2. Der Kläger hat ab Antragstellung auch einen Anspruch auf Gewährung eines Berufsschadensausgleichs nach § 30 Abs. 3 BVG auf der Basis des Vergleichseinkommens eines Fleischermeisters. Danach erhalten rentenberechtigte Beschädigte, deren Einkommen aus gegenwärtiger oder früherer Tätigkeit durch die Schädigungsfolgen gemindert ist, nach Anwendung des Absatzes 2 einen Berufsschadensausgleich in Höhe von 42,5 vom Hundert des auf volle Euro aufgerundeten Einkommensverlustes (§ 30 Abs. 4 BVG) oder, falls dies günstiger ist, einen Berufsschadensausgleich nach § 30 Abs. 6 BVG. Aus den oben genannten Gründen war dem Kläger schädigungsbedingt die Qualifikation zum Fleischermeister nicht mehr möglich.
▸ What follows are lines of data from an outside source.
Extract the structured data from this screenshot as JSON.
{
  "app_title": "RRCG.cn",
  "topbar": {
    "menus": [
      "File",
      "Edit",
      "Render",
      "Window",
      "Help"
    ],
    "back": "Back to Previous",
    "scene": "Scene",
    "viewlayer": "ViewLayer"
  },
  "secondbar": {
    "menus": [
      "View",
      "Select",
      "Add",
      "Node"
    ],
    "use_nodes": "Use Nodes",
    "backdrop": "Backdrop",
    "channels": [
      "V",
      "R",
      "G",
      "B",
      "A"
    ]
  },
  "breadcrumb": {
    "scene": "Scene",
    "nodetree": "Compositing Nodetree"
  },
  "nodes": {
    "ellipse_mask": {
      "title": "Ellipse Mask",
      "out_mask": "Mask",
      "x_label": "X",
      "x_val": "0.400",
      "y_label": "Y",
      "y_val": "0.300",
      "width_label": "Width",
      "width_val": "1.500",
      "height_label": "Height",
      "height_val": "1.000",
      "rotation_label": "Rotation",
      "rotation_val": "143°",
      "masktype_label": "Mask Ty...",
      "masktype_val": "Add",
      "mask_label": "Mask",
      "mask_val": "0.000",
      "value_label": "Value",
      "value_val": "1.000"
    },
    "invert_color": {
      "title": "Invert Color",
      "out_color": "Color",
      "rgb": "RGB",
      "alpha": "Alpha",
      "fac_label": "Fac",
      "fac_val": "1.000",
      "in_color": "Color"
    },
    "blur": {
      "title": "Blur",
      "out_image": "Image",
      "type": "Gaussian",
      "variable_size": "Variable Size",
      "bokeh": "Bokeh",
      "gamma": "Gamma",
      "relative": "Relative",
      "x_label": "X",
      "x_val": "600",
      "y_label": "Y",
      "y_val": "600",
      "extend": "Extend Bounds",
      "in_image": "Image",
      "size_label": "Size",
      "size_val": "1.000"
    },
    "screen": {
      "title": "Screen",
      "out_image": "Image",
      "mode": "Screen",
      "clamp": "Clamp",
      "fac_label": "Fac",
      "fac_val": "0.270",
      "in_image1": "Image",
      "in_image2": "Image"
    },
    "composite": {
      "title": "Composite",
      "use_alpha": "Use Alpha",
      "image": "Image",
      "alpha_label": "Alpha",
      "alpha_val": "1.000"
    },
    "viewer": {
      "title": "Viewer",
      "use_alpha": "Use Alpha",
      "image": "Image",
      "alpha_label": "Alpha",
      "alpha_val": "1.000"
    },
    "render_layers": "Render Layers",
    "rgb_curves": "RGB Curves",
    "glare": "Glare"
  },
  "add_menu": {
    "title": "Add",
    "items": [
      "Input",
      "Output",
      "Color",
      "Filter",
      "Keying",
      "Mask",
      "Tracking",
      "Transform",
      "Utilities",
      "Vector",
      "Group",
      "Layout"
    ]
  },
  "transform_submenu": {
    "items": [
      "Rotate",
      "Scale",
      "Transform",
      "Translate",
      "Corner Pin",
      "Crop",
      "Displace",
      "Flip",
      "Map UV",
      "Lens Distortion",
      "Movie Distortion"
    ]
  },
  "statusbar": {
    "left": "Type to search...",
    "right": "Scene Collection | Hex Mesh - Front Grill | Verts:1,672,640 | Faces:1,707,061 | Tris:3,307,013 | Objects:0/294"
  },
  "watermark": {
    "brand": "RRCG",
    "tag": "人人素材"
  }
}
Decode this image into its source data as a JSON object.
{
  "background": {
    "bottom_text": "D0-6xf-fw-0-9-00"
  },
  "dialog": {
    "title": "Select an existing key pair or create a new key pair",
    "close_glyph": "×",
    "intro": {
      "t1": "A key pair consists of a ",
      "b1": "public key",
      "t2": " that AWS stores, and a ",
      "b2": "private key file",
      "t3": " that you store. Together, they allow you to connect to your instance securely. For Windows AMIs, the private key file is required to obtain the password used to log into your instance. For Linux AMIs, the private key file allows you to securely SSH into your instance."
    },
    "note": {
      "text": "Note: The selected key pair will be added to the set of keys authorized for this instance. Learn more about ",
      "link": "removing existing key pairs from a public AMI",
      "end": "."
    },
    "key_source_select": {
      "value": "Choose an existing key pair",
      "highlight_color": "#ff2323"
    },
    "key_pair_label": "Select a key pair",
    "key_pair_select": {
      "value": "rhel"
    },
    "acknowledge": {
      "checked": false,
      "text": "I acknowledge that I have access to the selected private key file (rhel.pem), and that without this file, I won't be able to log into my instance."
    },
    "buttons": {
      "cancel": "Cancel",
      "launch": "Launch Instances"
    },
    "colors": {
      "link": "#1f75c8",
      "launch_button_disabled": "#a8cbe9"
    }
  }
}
Er war, wie die Sachverständige E überzeugend ausgeführt hat, darauf angewiesen, für sich Nischen zu finden, wie dies im Beruf des Fleischverkäufers und später des Kräuterverkäufers möglich war.

Die nach § 193 Abs. 1 Satz 1 SGG zu treffende Kostenentscheidung berücksichtigt den Ausgang des Verfahrens.

Die Voraussetzungen für die Zulassung der Revision (§ 160 Abs. 2 SGG) sind nicht erfüllt.